二年前、多くの者達の前で罵倒し全てを奪って国外追放したくせに今更なにを虫のいい事を言ってるのだとその目は語っている。
ロムドは何も言えず助けを求めるようにエクス達を見るが二人はどうにもすることが出来ないと分かっているためサッと目を逸らしてしまった。
「た、確かにあれは俺が悪かったことは認めてやる。だが他の者は関係がないだろ?それに一番苦しんでいるのは民なのだ!」
「関係ありませんよそんなこと。私達マギナス家の者があの国でなんて言われていたかは知ってますよね?」
「……魔に……愛された一族だ……」
嘘を言うわけにもいかずに苦い顔で答えるチラリとネフィアの顔を覗くとそこには笑みがある。ただしその笑み凍りついたかのような冷たいものだ。
「その通りです。それは本当のことですから別に怒ってませんよ。ですが他にも色々なことを言ってましたよね?呪われている汚れているもっと沢山のことを言いました、それも王族や貴族だけでな貴方が言った民達すらもね」
「…………」
もう押し黙ることしかロムドには出来ない。昔からマギナス家がそのように陰口を叩かれていたのは事実であり婚約者であった自分がネフィアを邪険にしたことで増々悪化してしまったことを知っているためだ。
「あれほど私達を嫌い悪く言っておきながら自分達の都合が悪くなったら助けてくれだなんて、それに二度と王国に戻るなっと言ったのはそちらなのにオラガルド王国の者には恥じというものがないのですか?」
確かにそれはロムドの父である国王が宣言したことだ、それにあの場にいた多くの者が歓声を上げる中でネフィアがどんな顔をしていたかも今でも覚えているロムド達は絶望で顔を歪めたがシャルナだけはまだ食ってかかった。
「それでも血の通った人間なの!?これだけ多くの人が困ってるんだから助けるのは当然よ!それを見捨てようなんて!」
「最初に私を見捨てたのは貴方達の方でしょう。陛下が『お前等のような呪われて者など必要ない』そう言ったとき多くの貴族達が頷きましたよね」
「……」
「そしてその中にシャルナさんもいたことを私は覚えています。ですから私も貴方達にハッキリとい言います。私にはロムド殿下達もオラガルド王国もまったく必要ありません」
―― 半年後 ――
オラガルド王国は度重なる魔物による被害を受け国として成り立たなくなり滅び去った。そしてオラガルド王国の国民達は王国を捨てて他国に逃げようとしたが周囲の国々はそれを拒否し入国を禁じた為に国外に出ることができなかった。
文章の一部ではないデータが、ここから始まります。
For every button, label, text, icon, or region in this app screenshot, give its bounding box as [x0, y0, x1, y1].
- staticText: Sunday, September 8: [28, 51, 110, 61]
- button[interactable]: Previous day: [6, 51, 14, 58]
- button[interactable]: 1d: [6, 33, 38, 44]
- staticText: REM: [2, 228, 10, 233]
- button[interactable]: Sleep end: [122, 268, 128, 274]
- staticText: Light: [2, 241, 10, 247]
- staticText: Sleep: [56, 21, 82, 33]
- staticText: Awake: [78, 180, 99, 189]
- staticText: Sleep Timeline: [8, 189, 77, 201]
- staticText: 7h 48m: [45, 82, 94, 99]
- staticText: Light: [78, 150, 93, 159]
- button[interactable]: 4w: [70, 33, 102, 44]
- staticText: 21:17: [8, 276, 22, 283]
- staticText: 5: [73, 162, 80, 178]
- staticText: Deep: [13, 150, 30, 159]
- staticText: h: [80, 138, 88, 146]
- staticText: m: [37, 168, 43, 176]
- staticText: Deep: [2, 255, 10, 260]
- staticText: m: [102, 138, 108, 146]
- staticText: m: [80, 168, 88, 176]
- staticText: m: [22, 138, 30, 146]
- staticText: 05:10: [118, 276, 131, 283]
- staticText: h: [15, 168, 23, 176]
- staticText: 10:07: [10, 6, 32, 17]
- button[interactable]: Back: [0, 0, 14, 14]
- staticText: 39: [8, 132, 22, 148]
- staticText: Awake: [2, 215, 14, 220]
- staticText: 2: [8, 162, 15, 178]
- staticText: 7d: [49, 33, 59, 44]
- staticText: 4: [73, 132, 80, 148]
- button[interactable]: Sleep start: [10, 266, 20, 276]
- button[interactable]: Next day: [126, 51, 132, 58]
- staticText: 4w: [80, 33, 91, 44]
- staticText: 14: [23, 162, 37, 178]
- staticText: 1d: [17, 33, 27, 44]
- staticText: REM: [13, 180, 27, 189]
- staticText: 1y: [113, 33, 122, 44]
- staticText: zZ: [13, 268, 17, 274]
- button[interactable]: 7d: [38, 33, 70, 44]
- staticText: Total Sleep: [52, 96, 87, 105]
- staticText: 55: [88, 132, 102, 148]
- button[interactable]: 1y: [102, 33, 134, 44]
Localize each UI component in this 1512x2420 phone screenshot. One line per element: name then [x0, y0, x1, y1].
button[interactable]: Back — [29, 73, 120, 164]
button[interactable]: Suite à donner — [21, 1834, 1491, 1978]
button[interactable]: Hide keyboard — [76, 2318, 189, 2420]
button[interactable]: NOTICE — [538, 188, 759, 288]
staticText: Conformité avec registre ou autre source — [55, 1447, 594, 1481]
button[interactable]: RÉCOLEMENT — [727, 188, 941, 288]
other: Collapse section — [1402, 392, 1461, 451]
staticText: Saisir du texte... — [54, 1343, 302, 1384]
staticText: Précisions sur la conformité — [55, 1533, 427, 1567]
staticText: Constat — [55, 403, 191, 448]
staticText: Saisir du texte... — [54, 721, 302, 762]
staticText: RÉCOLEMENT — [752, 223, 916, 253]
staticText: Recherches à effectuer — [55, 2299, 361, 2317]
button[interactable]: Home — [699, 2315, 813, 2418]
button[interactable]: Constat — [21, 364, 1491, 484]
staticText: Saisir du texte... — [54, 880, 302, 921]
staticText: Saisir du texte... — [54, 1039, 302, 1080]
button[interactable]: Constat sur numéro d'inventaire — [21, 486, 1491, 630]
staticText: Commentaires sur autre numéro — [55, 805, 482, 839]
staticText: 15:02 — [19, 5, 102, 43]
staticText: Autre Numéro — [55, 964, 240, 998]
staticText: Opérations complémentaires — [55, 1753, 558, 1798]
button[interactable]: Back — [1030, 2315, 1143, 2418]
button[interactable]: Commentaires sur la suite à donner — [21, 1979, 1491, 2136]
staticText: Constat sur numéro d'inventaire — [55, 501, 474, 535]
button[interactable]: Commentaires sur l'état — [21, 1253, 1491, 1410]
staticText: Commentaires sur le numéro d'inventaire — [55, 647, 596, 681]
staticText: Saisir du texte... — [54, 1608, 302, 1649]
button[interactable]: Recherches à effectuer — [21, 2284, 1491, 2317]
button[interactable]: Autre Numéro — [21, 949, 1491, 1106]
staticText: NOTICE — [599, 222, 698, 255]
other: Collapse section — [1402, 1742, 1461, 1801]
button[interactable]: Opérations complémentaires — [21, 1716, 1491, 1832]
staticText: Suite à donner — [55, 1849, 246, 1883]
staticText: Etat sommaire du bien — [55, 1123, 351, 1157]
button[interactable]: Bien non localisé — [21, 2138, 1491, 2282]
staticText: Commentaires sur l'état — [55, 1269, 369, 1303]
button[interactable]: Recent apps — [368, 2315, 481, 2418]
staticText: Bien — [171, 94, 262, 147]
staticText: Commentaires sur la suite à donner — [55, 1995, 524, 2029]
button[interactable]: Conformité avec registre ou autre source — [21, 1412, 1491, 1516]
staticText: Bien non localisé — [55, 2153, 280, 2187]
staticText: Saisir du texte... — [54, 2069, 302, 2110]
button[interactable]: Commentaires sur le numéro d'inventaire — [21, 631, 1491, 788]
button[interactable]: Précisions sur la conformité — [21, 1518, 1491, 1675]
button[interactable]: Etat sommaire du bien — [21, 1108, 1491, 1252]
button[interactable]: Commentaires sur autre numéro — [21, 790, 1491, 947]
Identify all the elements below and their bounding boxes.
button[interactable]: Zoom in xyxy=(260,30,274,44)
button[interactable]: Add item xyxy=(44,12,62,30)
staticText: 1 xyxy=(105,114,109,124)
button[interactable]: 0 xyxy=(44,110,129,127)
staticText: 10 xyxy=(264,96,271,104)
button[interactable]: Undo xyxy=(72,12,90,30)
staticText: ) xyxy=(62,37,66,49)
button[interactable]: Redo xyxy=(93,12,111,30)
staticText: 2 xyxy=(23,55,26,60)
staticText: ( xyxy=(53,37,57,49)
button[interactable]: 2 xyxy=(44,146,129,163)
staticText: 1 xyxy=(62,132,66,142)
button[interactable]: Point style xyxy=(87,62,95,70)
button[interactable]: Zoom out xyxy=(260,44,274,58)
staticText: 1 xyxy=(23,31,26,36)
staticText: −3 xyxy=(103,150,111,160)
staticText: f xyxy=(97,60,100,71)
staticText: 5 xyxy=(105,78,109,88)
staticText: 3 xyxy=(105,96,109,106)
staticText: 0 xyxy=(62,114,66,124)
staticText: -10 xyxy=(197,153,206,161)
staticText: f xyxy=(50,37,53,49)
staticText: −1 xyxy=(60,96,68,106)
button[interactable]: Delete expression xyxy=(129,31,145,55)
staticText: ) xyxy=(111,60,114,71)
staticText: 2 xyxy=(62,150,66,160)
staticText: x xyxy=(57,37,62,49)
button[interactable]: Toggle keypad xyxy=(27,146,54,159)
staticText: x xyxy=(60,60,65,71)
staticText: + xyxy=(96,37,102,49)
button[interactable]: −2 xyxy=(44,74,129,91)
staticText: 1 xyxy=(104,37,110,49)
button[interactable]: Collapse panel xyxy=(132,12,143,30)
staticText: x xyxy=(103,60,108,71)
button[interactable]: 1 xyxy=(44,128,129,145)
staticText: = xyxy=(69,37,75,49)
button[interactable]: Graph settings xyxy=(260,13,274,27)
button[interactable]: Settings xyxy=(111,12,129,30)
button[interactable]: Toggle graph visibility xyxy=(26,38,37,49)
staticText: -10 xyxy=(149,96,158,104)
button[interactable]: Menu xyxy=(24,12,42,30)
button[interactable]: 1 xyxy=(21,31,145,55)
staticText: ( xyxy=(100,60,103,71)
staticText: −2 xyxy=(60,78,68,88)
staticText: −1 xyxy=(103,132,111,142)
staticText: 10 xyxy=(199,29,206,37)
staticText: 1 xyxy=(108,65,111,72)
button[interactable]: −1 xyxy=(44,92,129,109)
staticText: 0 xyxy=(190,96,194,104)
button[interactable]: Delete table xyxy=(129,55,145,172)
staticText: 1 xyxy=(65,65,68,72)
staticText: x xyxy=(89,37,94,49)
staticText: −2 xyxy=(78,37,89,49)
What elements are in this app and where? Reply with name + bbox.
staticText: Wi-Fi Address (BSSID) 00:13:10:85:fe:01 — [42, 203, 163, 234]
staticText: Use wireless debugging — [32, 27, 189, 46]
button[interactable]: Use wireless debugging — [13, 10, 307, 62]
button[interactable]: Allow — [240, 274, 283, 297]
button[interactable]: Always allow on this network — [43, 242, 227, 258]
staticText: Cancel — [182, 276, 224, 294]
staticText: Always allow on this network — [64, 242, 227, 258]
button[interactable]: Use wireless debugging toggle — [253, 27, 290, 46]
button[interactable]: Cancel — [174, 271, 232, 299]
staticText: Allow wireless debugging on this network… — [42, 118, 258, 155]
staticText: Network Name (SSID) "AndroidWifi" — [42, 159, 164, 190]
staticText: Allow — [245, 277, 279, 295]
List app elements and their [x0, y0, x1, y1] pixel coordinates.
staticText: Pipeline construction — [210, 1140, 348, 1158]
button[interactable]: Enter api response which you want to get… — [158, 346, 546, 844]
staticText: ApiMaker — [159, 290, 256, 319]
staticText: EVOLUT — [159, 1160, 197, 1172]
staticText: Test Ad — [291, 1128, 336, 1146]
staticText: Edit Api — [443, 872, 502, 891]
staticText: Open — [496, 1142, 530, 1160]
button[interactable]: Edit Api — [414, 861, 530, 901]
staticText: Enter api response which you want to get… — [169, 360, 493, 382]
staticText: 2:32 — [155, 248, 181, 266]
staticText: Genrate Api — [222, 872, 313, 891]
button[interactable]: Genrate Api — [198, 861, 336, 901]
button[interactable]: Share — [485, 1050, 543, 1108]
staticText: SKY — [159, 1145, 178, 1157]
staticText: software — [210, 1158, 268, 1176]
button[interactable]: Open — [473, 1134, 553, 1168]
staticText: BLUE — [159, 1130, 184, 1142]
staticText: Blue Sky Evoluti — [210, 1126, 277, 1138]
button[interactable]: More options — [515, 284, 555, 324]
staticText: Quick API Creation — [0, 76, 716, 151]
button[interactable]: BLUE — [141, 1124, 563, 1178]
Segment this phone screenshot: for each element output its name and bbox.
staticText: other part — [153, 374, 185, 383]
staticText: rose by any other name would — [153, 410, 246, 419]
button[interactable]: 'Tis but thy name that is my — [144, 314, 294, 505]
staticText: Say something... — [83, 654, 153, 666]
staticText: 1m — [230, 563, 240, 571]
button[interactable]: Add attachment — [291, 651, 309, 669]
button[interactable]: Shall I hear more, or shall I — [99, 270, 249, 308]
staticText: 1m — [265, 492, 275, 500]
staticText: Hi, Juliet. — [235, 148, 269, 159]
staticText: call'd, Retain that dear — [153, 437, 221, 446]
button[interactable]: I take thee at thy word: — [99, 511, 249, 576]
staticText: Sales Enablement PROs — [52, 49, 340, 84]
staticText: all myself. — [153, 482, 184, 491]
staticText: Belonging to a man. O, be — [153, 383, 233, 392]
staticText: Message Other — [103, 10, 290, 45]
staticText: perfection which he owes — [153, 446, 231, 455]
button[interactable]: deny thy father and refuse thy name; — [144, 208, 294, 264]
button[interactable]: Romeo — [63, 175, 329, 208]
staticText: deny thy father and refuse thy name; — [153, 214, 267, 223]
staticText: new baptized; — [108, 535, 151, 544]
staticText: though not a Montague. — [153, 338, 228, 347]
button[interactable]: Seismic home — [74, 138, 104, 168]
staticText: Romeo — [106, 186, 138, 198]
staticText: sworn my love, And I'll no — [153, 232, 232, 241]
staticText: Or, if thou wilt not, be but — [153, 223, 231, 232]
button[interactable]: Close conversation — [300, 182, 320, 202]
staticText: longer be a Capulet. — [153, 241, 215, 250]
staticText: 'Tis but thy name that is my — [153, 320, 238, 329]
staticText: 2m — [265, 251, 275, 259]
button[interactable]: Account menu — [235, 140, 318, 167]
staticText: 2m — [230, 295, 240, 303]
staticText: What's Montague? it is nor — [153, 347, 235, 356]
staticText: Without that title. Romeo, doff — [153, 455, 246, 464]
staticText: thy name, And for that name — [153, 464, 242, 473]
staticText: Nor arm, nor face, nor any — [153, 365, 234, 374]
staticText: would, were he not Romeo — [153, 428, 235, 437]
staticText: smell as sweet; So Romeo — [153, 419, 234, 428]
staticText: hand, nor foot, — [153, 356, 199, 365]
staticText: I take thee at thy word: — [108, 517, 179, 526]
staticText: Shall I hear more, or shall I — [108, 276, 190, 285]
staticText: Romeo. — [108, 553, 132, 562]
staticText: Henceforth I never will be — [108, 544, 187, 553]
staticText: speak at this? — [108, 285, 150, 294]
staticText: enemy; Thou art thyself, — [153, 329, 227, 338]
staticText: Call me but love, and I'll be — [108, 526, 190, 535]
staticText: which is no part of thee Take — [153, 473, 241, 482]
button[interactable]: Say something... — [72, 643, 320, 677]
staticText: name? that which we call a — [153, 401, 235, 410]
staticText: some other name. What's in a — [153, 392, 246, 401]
これは周囲の国々もこの事態がネフィアの呪いだと勘違いしていたからだ、もしもオラガルド王国の者を助けるようなことをすればもしかしたら自国までも同じように魔物をけしかけられるのではないかと怯え、王族や貴族だけでなく平民すらも国から出れないように国境を封鎖したのだ。そのため今では魔物達の国と呼ばれるほどに多くの魔物が棲み着き、最早人間が住める場所ではなくなった地で元オラガルド王国の者達は魔物に怯えながら救いを求めながら生きていくしかなかった。
それを知ったネフィアは楽しみにとっていたとっておきの酒を取り出すと一人魔物達に囲まれながら楽しそうに祝杯をあげたのだった。